Marta Lagos, directora de Latinobarómetro, una organización que sigue permanentemente la evaluación del apoyo ciudadano a los gobiernos de la región, no ve en esto meras dinámicas locales sino una tendencia general.
«Se trata de un punto muy sensible que estamos observando, es decir una incongruencia entre lo que es popularidad de un Gobierno y lo que es el voto. Desde 2006 ha aumentado considerablemente la buena opinión de la gente sobre sus gobiernos en buena parte de la región. Pero otra cosa que ha crecido en paralelo es el poder crítico de los ciudadanos», aseguró la especialista en diálogo telefónico desde Santiago de Chile.
«No basta con que un gobierno haga las cosas bien para que obtenga una recompensa. El latinoamericano está muy dispuesto a castigar con el voto, a ejercer a través de éste un control de calidad de la democracia», añadió.

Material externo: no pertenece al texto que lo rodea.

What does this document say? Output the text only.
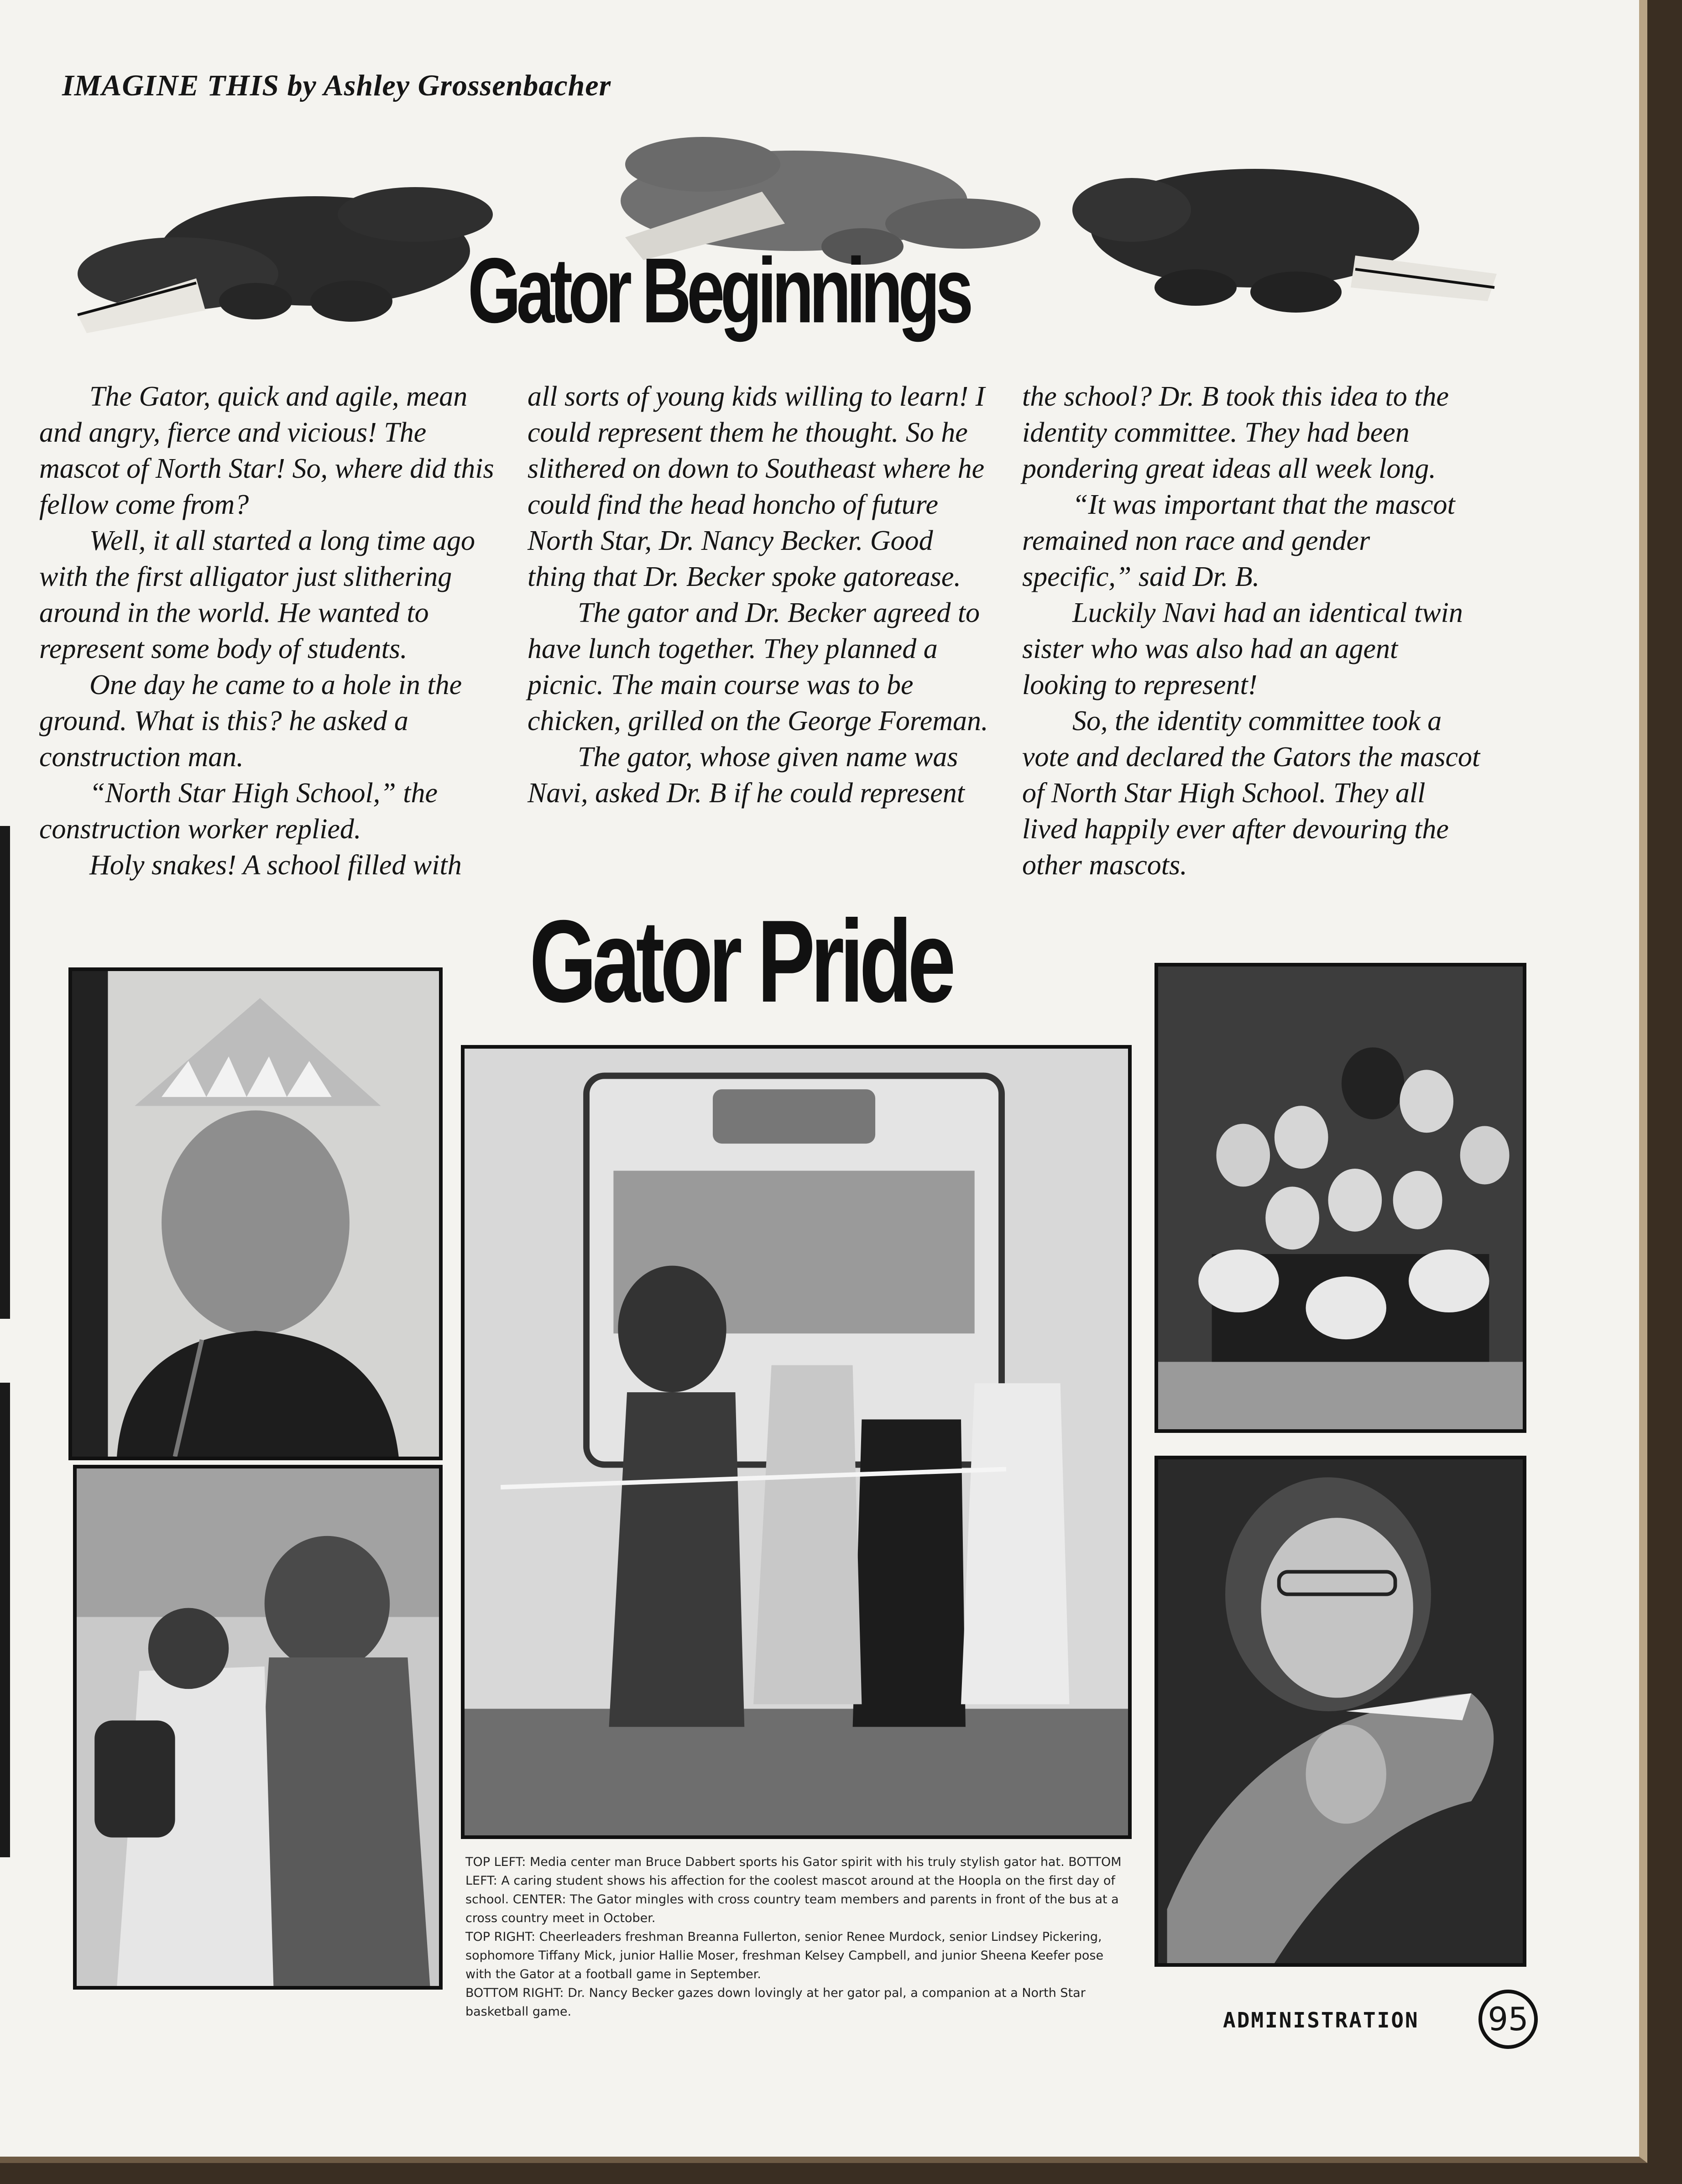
IMAGINE THIS by Ashley Grossenbacher
Gator Beginnings

The Gator, quick and agile, mean and angry, fierce and vicious! The mascot of North Star! So, where did this fellow come from?

Well, it all started a long time ago with the first alligator just slithering around in the world. He wanted to represent some body of students.

One day he came to a hole in the ground. What is this? he asked a construction man.

“North Star High School,” the construction worker replied.

Holy snakes! A school filled with

all sorts of young kids willing to learn! I could represent them he thought. So he slithered on down to Southeast where he could find the head honcho of future North Star, Dr. Nancy Becker. Good thing that Dr. Becker spoke gatorease.

The gator and Dr. Becker agreed to have lunch together. They planned a picnic. The main course was to be chicken, grilled on the George Foreman.

The gator, whose given name was Navi, asked Dr. B if he could represent

the school? Dr. B took this idea to the identity committee. They had been pondering great ideas all week long.

“It was important that the mascot remained non race and gender specific,” said Dr. B.

Luckily Navi had an identical twin sister who was also had an agent looking to represent!

So, the identity committee took a vote and declared the Gators the mascot of North Star High School. They all lived happily ever after devouring the other mascots.

Gator Pride

TOP LEFT: Media center man Bruce Dabbert sports his Gator spirit with his truly stylish gator hat. BOTTOM LEFT: A caring student shows his affection for the coolest mascot around at the Hoopla on the first day of school. CENTER: The Gator mingles with cross country team members and parents in front of the bus at a cross country meet in October.

TOP RIGHT: Cheerleaders freshman Breanna Fullerton, senior Renee Murdock, senior Lindsey Pickering, sophomore Tiffany Mick, junior Hallie Moser, freshman Kelsey Campbell, and junior Sheena Keefer pose with the Gator at a football game in September.

BOTTOM RIGHT: Dr. Nancy Becker gazes down lovingly at her gator pal, a companion at a North Star basketball game.	ADMINISTRATION 95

Cuando se consumó la derrota de Eduardo Frei a manos de Sebastián Piñera en Chile, desde estas páginas señalamos que los éxitos generales de la era concertacionista no implicaban que se hubiesen resuelto las principales demandas de los chilenos en materia de acceso al trabajo estable, a la salud pública y a una educación asequible y de calidad. Lagos profundiza en esa línea.
«No hay relación entre la política exitosa de los gobiernos y la continuidad de éstos. Creo que éste es el corazón del asunto. Los gobiernos se han dedicado a elaborar políticas públicas sofisticadas. Todo el tiempo se habla de grandes reformas, judiciales, educativas, etcétera, se habla de reformas de segunda y hasta de tercera generación, pero no se transforman los grandes nudos gordianos: la exclusión social, la brecha entre ricos y pobres, la tolerancia de diversidad», explicó.
Fara entregó un punto de vista complementario. «Estos presidentes muy exitosos lo son porque logran sumar apoyos fuera de su propio mercado electoral. Así, conforman coaliciones de opinión que se mantienen alrededor de la figura en cuestión, pero cuando ésta sale de escena, se reconfiguran. Ahí entran a jugar probables adversarios que tienen flexibilidad para captar algo de aquel respaldo».
Aunque un hombre de derecha como Uribe corre el riesgo de ser víctima de la misma tendencia, Lagos achacó estas faltas sobre todo a las administraciones que se proclaman progresistas, que incumplen así con su declamado ADN. «Los llamados gobiernos de izquierda, que se suponía debían abordar aquellos temas, sólo adoptaron exitosas políticas públicas, pero no fueron a la raíz de muchos problemas sociales. El voto expresa esta discrepancia», dijo.
¿Pero qué ocurre cuando una gestión, como la de Lula da Silva, que sí es exitosa en el abordaje de cuestiones que tienen que ver con la inclusión social, tanto desde la creación de empleo como a partir de la elaboración de masivos planes de ayuda social? «Lula tiene efectivamente esa popularidad, pero no está pudiendo traspasarla. Logró en lo personal aislarse del fenómeno de la corrupción y produjo un bien político de valor infinito, como es la expectativa de movilidad social de los más desposeídos. Pero éste es un fenómeno único, que tuvo lugar en un lugar y un tiempo determinados, que no es traspasable. Al próximo gobernante se lo juzgará por lo que es capaz de hacer», sostuvo la directora de Latinobarómetro.
Por otro lado, Fara indicó que «al haber un electorado más independiente, los votantes van más a la persona en cuestión» que a quien la antecedió y la respalda.
En definitiva, explicó Lagos, el proceso descripto expresa «el éxito de reformas que incrementaron lenta pero sostenidamente el nivel de educación de la gente, lo que genera ciudadanos más críticos. La democracia es peligrosa: cuanto mayor es, más fácilmente los pueblos se vuelven contra quienes los conducen».